“The press, the coverage of the war, and the buildup to the war, was almost exclusively focused on the power of our weaponry and the might of our military. Not only were the graphics quite consciously designed to look like a video game, but the message was that not only are our weapons powerful, but we as a people are powerful…That mythic narrative of war is something that always boosts ratings and sells newspapers. It’s how William Randolph Hearst build his empire at the turn of the century, by creating a war where there was no need for one…War is packaged and sanitized the same way the poisons of tobacco or liquor are packaged and sanitized. We see enough of the titillation and excitement to hold our interest, but we never actually see what wounds do to bodies…So we go in with a stage set, and we are just looking for the characters to put against the backdrop of the scenery. We re-create over and over and over this mythic narrative that is false but that makes us feel good as a people and that everybody back home wants to read and hear. It’s war as boy’s adventure.”

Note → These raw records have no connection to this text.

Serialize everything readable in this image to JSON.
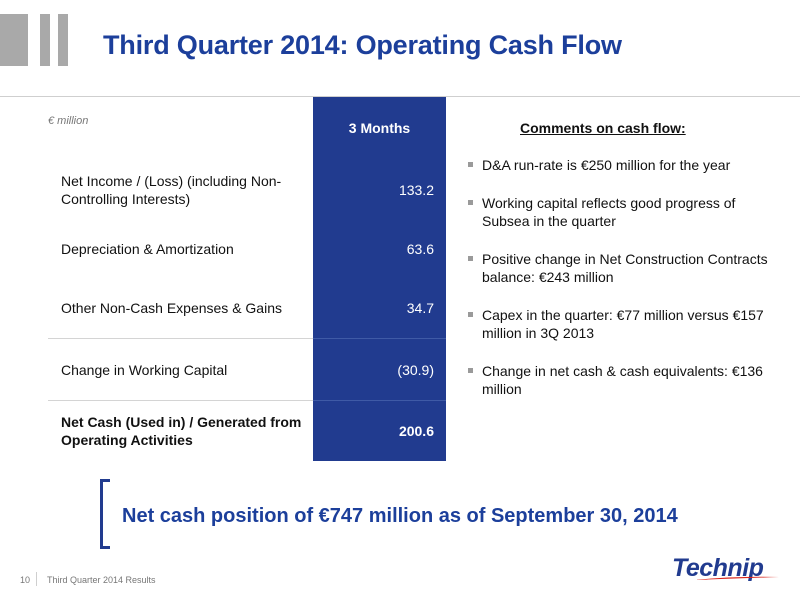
{
  "slide": {
    "title": "Third Quarter 2014: Operating Cash Flow",
    "unit": "€ million"
  },
  "table": {
    "column_header": "3 Months",
    "rows": [
      {
        "label": "Net Income / (Loss) (including Non-Controlling Interests)",
        "value": "133.2"
      },
      {
        "label": "Depreciation & Amortization",
        "value": "63.6"
      },
      {
        "label": "Other Non-Cash Expenses & Gains",
        "value": "34.7"
      },
      {
        "label": "Change in Working Capital",
        "value": "(30.9)"
      },
      {
        "label": "Net Cash (Used in) / Generated from Operating Activities",
        "value": "200.6"
      }
    ]
  },
  "comments": {
    "title": "Comments on cash flow:",
    "items": [
      "D&A run-rate is €250 million for the year",
      "Working capital reflects good progress of Subsea in the quarter",
      "Positive change in Net Construction Contracts balance: €243 million",
      "Capex in the quarter: €77 million versus €157 million in 3Q 2013",
      "Change in net cash & cash equivalents: €136 million"
    ]
  },
  "highlight": "Net cash position of  €747 million as of September 30, 2014",
  "footer": {
    "page_number": "10",
    "text": "Third Quarter 2014 Results"
  },
  "logo": {
    "text": "Technip"
  },
  "colors": {
    "brand_blue": "#1c3f9b",
    "table_blue": "#213b8f",
    "swoosh_red": "#d9261c"
  }
}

— Chris Hedges, interviewed in Kristina Borjesson's book Feet to the Fire: The Media After 9/11. Excerpted from pages 520 and 532.
As I wrote in Technology Challenged, technology offers us vastly more information than ever before, but…“Perhaps because of a psychology evolved in a much simpler world, many find comfort in simplifying prejudices: good vs. evil, our religion vs. theirs, our ethnicity vs. theirs. Technology mediates between our environment and us, so it can reinforce the perception of any reality we want. If we want to believe that the CIA or Mossad orchestrated the flying of planes into the World Trade Center, we can find websites that document and confirm this.” The riveting interviews in Feet to the Fire shed light on how media present us with reality.
The journey we each take from cradle on, seizing new freedoms and the responsibility to wield them wisely, is mirrored by our civilization. How do we, as a society, wield the power of our technology? Consciously, critically, and thoughtfully if I have anything to say about it.